As a nation obsessed with outdoor living, outdoor seating is big business. After all the hard work that goes into planting and tending a garden, you darn well want to enjoy it. Which is where seating comes in handy.
Whether it’s homemade or crafted from polypropylene or fibreglass, a wellplaced pew positioned among the shrubbery provides a means to sit back and enjoy the fruits of our labour.
Large or small gardens, your seating can range from formal to informal, DIY or custom-designed.
A simple understated stone or wood slab surrounded by minimalist planting might be all you need to create a tranquil and contemplative setting. Or a portion of a felled tree or a tree stump can make an excellent natural pedestal to sit upon.
There are kitset seats too. Many of these have built-in planters on each end of the bench, and the same concept can be achieved with a simple bench (any style) and a couple of free-standing planters placed on each end.
An unused child’s swing-set frame can be transformed into an adult swing by adding custom-built swings or a benchtype swing.

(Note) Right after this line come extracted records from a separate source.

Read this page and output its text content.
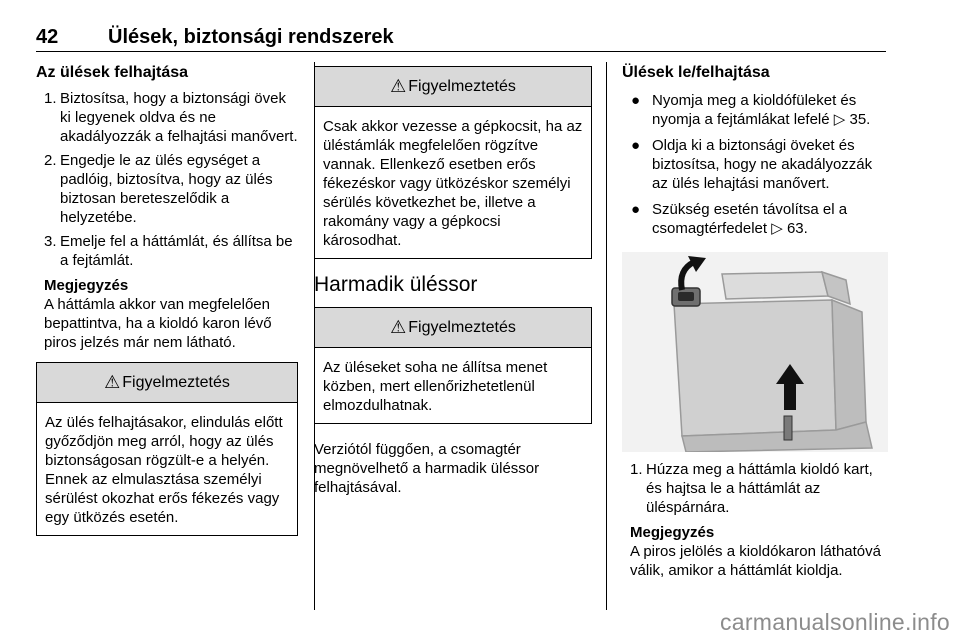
42 Ülések, biztonsági rendszerek
Az ülések felhajtása
1. Biztosítsa, hogy a biztonsági övek ki legyenek oldva és ne akadályozzák a felhajtási manővert.
2. Engedje le az ülés egységet a padlóig, biztosítva, hogy az ülés biztosan bereteszelődik a helyzetébe.
3. Emelje fel a háttámlát, és állítsa be a fejtámlát.
Megjegyzés
A háttámla akkor van megfelelően bepattintva, ha a kioldó karon lévő piros jelzés már nem látható.
⚠ Figyelmeztetés
Az ülés felhajtásakor, elindulás előtt győződjön meg arról, hogy az ülés biztonságosan rögzült-e a helyén. Ennek az elmulasztása személyi sérülést okozhat erős fékezés vagy egy ütközés esetén.
⚠ Figyelmeztetés
Csak akkor vezesse a gépkocsit, ha az üléstámlák megfelelően rögzítve vannak. Ellenkező esetben erős fékezéskor vagy ütközéskor személyi sérülés következhet be, illetve a rakomány vagy a gépkocsi károsodhat.
Harmadik üléssor
⚠ Figyelmeztetés
Az üléseket soha ne állítsa menet közben, mert ellenőrizhetetlenül elmozdulhatnak.

Verziótól függően, a csomagtér megnövelhető a harmadik üléssor felhajtásával.

Ülések le/felhajtása
● Nyomja meg a kioldófüleket és nyomja a fejtámlákat lefelé ▷ 35.
● Oldja ki a biztonsági öveket és biztosítsa, hogy ne akadályozzák az ülés lehajtási manővert.
● Szükség esetén távolítsa el a csomagtérfedelet ▷ 63.
1. Húzza meg a háttámla kioldó kart, és hajtsa le a háttámlát az üléspárnára.
Megjegyzés
A piros jelölés a kioldókaron láthatóvá válik, amikor a háttámlát kioldja.
carmanualsonline.info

Hanging baskets of blooming flowers can be suspended from the swing frame to make you feel like you’re in the midst of the garden while seated on the swing.
In large gardens, seat walls help define smaller areas. Existing dry walls or rock gardens can be extended to form ledges to sit on, and the cracks and crevices on the risers can be planted with herbs and alpines.
Sedums (try Sedum spathulifolium ’Purpureum’), Lewisia hybrids, Delosperma (ice plants), Saxifraga (try Saxifraga ‘Rosea’), sempervivum and Chiastophyllum oppositifolium, are all plants that suit crevice gardening.
You can buy the seeds for the latter from Egmont Seeds. The plant forms low mounds of succulent leaves that bear upright stems of bright yellow flowers in late spring and early summer. In its natural habitat it grows in wet crevices and banks in shady mountain areas, so it’s ideal for wall crevices and rock gardens.
Of course, there is plenty of readymade garden furniture that is as goodlooking as it is practical, built with materials manufactured to withstand the rigours of life outdoors.
What looks like rattan may actually be an all-weather material, hand-woven with high-density polymer fibre for extreme durability and elegance.
Along with the modern outdoor furniture come modern cushions, with today’s selection of fabrics providing mildew and moisture resistance as well as a softness that did not previously exist in this type of material.
As well as such new fabrics are new cushion-filling foams that don’t hold water in the sponge-like way of traditional fillers.
Whichever seating arrangement you choose, placement is important.
Obviously, you want to put your seat somewhere that gives you a vista, or even fragrance.
If fragrance doesn’t exist, consider placing containers of fragrant plants, like stock, sweet peas, roses, or gardenias, nearby. You might also consider a fragrant backdrop of wisteria, climbing roses, clematis, or star jasmine ( Trachelospermum jasminoides).
Or you could make the seat itself fragrant by creating a living thyme seat. A simple wooden trough is all you need. Use potting mix with extra grit added in to ensure excellent drainage, and fill the trough right to the rim. Then plant it up with thyme. Trim the tops of the thyme once it’s planted to encourage the plants to spread out rather than up.
Eventually the thyme plants will form a mat which, when sat upon, will emit a lovely fragrance. You’ll probably want to sit on it when it’s dry though, or you’ll have to explain why you have that wet patch on your behind.